Mainland Affairs Council Deputy Minister Chiu Chui-cheng told Kyodo News that, so far, no applications from Hong Kong protesters have been received.
But he said if applications do come in, they will handle each case in accordance with the wishes of the individual, based on humanitarian grounds.
“If a Hong Kong citizen is in immediate danger of persecution due to political reasons, the government can provide necessary assistance,” Chiu said.
China was quick to respond to Taiwan’s plan to offer humanitarian protection.
A Chinese Foreign Ministry spokesman urged “some people on the island to stop false compassion,” saying Taiwan itself is like a “clay idol crossing a river, and should be looking out for its own survival.”
Regarding reports that some protesters may have also fled to the United States, China said it strongly opposes any foreign government, organization, or individual interfering in China’s domestic affairs.
Taiwan does not have a legal framework to grant political asylum, and some fear that once such legislation is enacted, it would be flooded with Chinese democracy activists seeking asylum.

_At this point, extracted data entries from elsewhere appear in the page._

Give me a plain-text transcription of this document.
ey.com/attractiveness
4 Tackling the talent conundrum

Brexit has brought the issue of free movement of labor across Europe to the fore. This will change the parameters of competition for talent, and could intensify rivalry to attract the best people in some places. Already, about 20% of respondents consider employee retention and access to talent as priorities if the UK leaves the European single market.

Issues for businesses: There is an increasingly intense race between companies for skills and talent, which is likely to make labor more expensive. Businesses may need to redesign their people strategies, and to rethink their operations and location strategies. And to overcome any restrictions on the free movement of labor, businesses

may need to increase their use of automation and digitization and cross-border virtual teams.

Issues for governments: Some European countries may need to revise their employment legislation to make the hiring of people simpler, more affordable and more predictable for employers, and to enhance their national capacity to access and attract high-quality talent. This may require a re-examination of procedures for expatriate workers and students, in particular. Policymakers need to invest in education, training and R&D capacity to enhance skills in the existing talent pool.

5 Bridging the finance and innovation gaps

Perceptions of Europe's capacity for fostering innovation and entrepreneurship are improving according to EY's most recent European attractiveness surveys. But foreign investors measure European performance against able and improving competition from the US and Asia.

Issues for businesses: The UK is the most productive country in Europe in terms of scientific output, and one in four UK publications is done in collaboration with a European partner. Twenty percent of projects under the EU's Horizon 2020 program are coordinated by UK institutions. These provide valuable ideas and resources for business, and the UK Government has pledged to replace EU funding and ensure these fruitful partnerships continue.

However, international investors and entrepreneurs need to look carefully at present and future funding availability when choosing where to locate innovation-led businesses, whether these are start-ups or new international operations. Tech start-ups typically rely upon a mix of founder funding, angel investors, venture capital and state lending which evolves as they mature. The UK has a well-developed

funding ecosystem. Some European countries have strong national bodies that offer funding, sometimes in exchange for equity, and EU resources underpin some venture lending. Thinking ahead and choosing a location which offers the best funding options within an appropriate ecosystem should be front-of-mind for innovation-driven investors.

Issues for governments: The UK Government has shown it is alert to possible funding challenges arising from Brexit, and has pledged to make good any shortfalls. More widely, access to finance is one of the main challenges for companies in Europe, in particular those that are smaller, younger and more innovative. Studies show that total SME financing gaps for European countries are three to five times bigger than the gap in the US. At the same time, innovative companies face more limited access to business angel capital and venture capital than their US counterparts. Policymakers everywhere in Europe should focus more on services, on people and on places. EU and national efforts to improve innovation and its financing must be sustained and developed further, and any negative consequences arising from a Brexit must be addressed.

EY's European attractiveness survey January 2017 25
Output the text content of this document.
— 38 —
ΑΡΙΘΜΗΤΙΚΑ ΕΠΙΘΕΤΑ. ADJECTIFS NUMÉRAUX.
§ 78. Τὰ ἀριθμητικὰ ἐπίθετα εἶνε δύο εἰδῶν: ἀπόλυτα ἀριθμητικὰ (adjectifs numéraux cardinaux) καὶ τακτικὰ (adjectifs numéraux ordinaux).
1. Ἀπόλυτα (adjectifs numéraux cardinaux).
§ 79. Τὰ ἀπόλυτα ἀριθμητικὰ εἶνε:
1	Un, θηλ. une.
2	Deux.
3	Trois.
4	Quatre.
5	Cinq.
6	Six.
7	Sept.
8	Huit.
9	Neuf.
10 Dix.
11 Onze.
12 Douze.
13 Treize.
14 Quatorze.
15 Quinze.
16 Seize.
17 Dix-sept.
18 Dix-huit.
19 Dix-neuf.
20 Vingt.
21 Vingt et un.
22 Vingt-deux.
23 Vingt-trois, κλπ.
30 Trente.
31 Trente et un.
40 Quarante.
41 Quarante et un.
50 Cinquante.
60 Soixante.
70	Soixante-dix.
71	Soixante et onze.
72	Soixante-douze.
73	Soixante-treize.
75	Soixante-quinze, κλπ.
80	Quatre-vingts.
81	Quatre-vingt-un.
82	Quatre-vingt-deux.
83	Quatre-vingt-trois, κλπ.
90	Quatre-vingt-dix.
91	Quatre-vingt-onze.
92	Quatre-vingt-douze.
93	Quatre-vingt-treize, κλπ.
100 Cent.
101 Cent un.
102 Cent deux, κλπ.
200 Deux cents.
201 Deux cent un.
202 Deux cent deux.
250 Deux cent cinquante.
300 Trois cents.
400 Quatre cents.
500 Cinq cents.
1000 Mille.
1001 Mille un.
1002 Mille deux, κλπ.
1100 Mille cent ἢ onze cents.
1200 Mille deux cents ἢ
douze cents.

Lam Wing-kei, a former Causeway Bay Books manager, fled to Taiwan from Hong Kong in April this year, fearing that he might be sent to China. He was reportedly listed as a wanted person by Beijing after failing to return to China following his conditional release in June 2016 from a month-long detention for selling books banned by Chinese authorities.
Lam was granted a one-month visa after arriving in Taiwan. Authorities have extended his visa until July 14, to give him time to find employment and obtain residency through a work permit.
Chiu said on Friday that Lam’s visa had been extended until Oct. 25.